Medallion’s shares, after a lackluster start to the year, started to bounce back last April in the wake of rumors of its probable agreement in Oman. As of the past week, medallion was trading at levels (about USD$ 0.30/share) not seen since the rare earth heydays of 2011. What is surprising is the speed of that bounce. Medallion is rather different from the other companies in the Index and in the space because it does not own a mine. Medallion is exclusively targeting the processing aspect of the business. Medallion plans to process monazite from mineral sands, derived from other sources in expectation of avoiding traditional mining companies’ development risks. The favorable market response is likely the result of Medallion’s management preparations to locate the site for their intended sand processing facility.
Why Oman? Oman offers a stable political and social environment with excellent infrastructure and strategic geography. Oman’s laws facilitate foreign investment, especially in the field of technology, transportation, electricity and water supply. Unlike many Gulf and North African petro-dollar fueled economies, Oman has instituted a transparent investment climate (Transparency International ranks it 28th in the world), which reduces risks for foreign companies interested in doing business. This is very important now that many corporations face increased shareholder scrutiny on matters of corporate sustainability. There are also Free Zones, offering financial incentives for investors and tax and customs tax. Oil and gas still account for 40% of GDP, but thanks to a determined economic diversification policy, that share is decreasing as new industrial and economic avenues are being pursued.
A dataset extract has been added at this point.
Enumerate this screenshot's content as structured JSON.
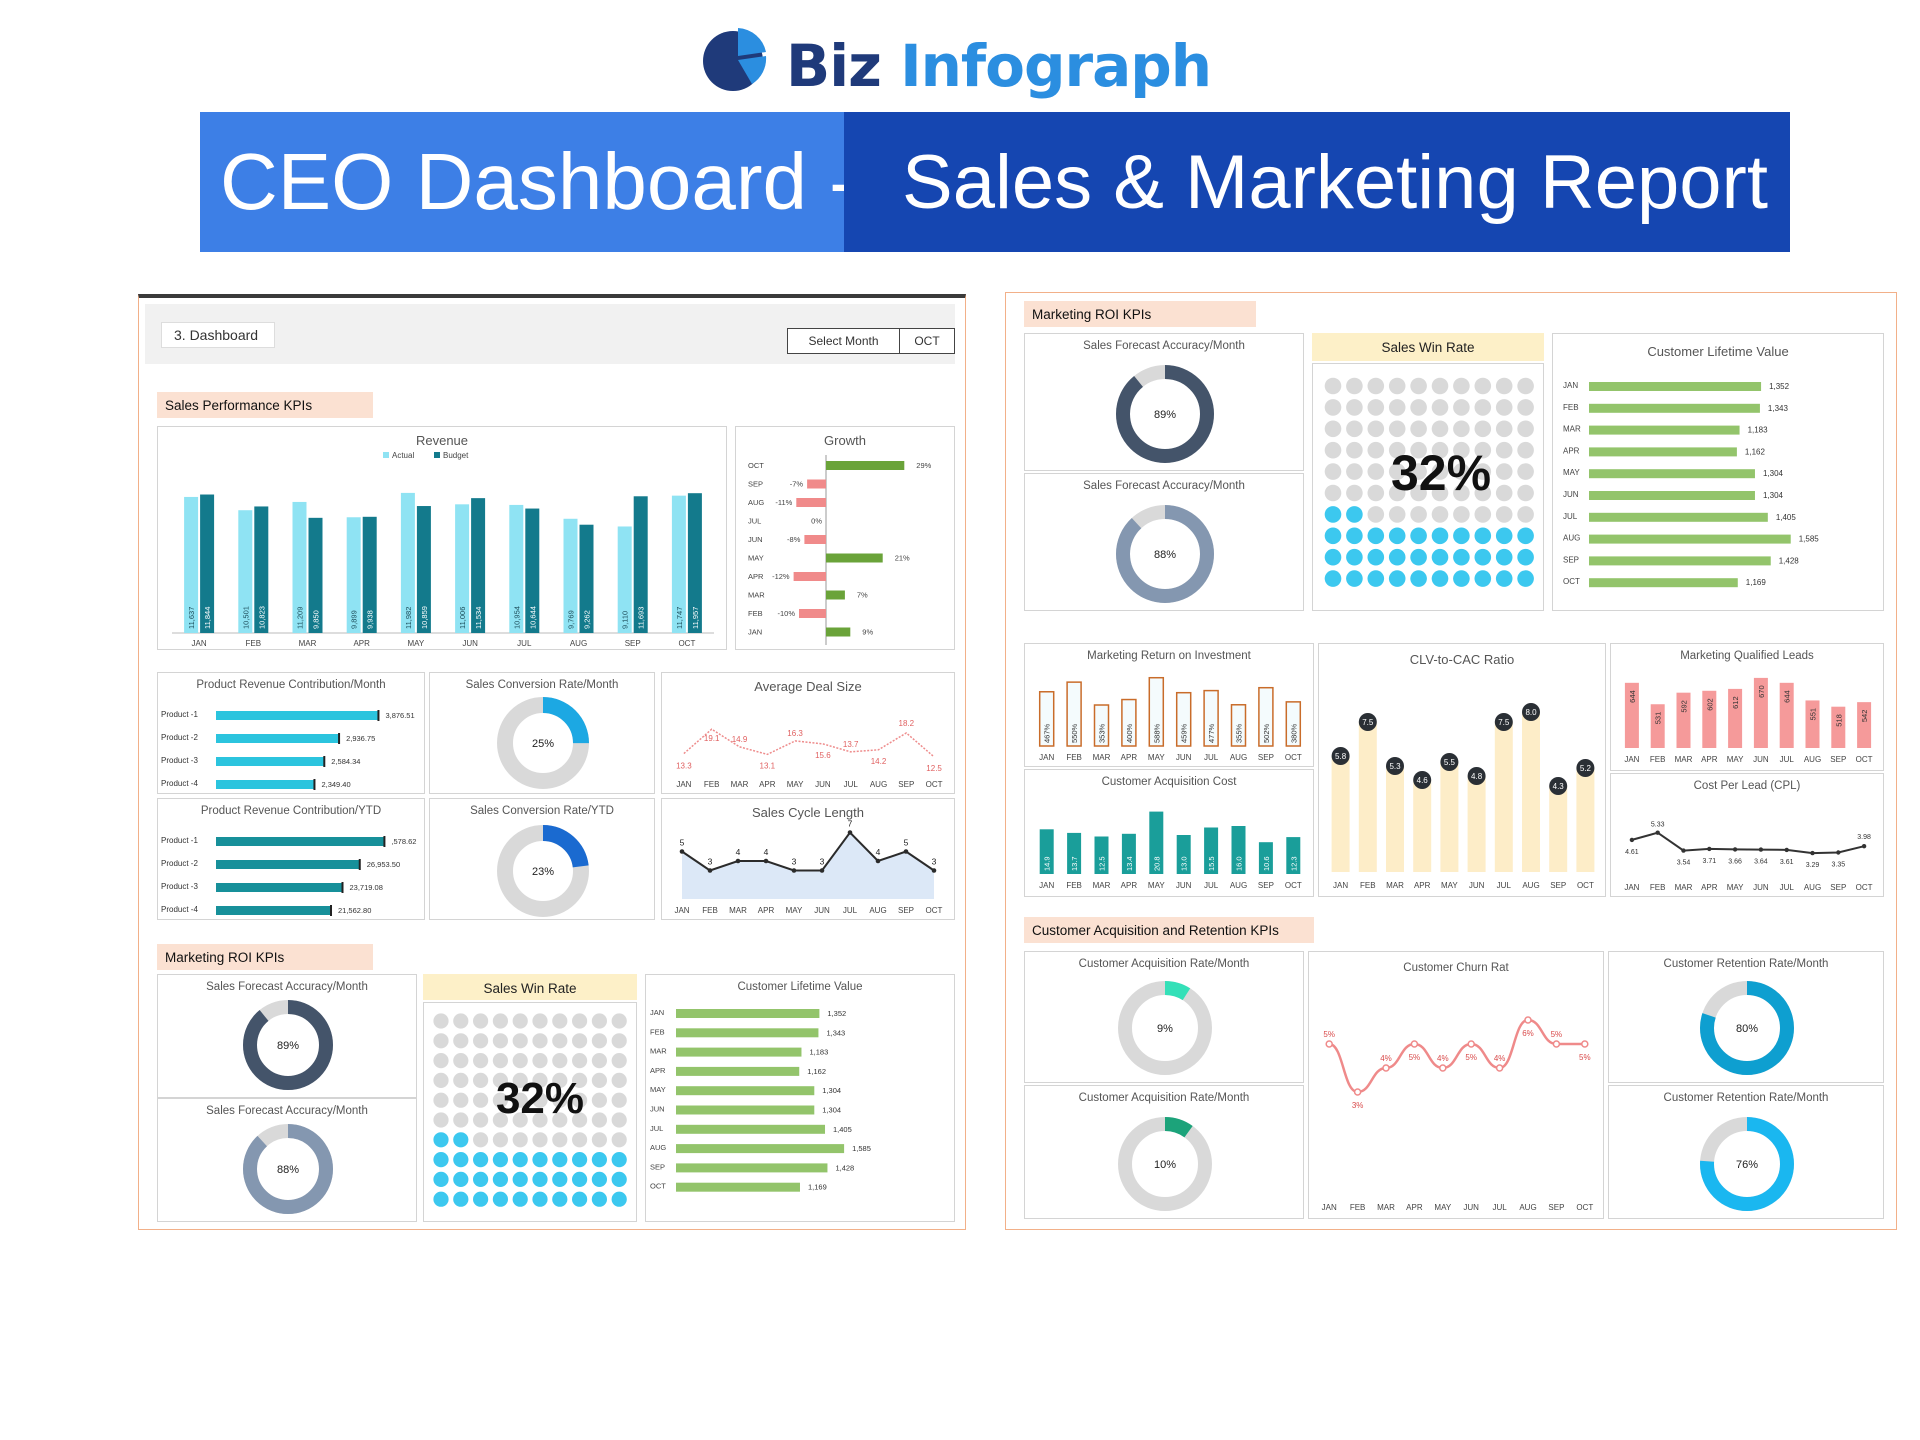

Medallion is not testing new ground by investing in Oman; indeed, the Brazilian mining giant, Vale SA, has established one of its most important and technologically advanced facilities for the production of iron ore pellets for distribution to Asia. Oman would be able to supply the labor, materials, logistics and infrastructure under an agreeable risk umbrella. Oman, moreover, has been improving its infrastructure to ease trade and shipping; this is especially true in Duqm, which recently inaugurated a new port featuring the deepest basin of the Middle East anchor to moor supertankers and accommodate several vessels.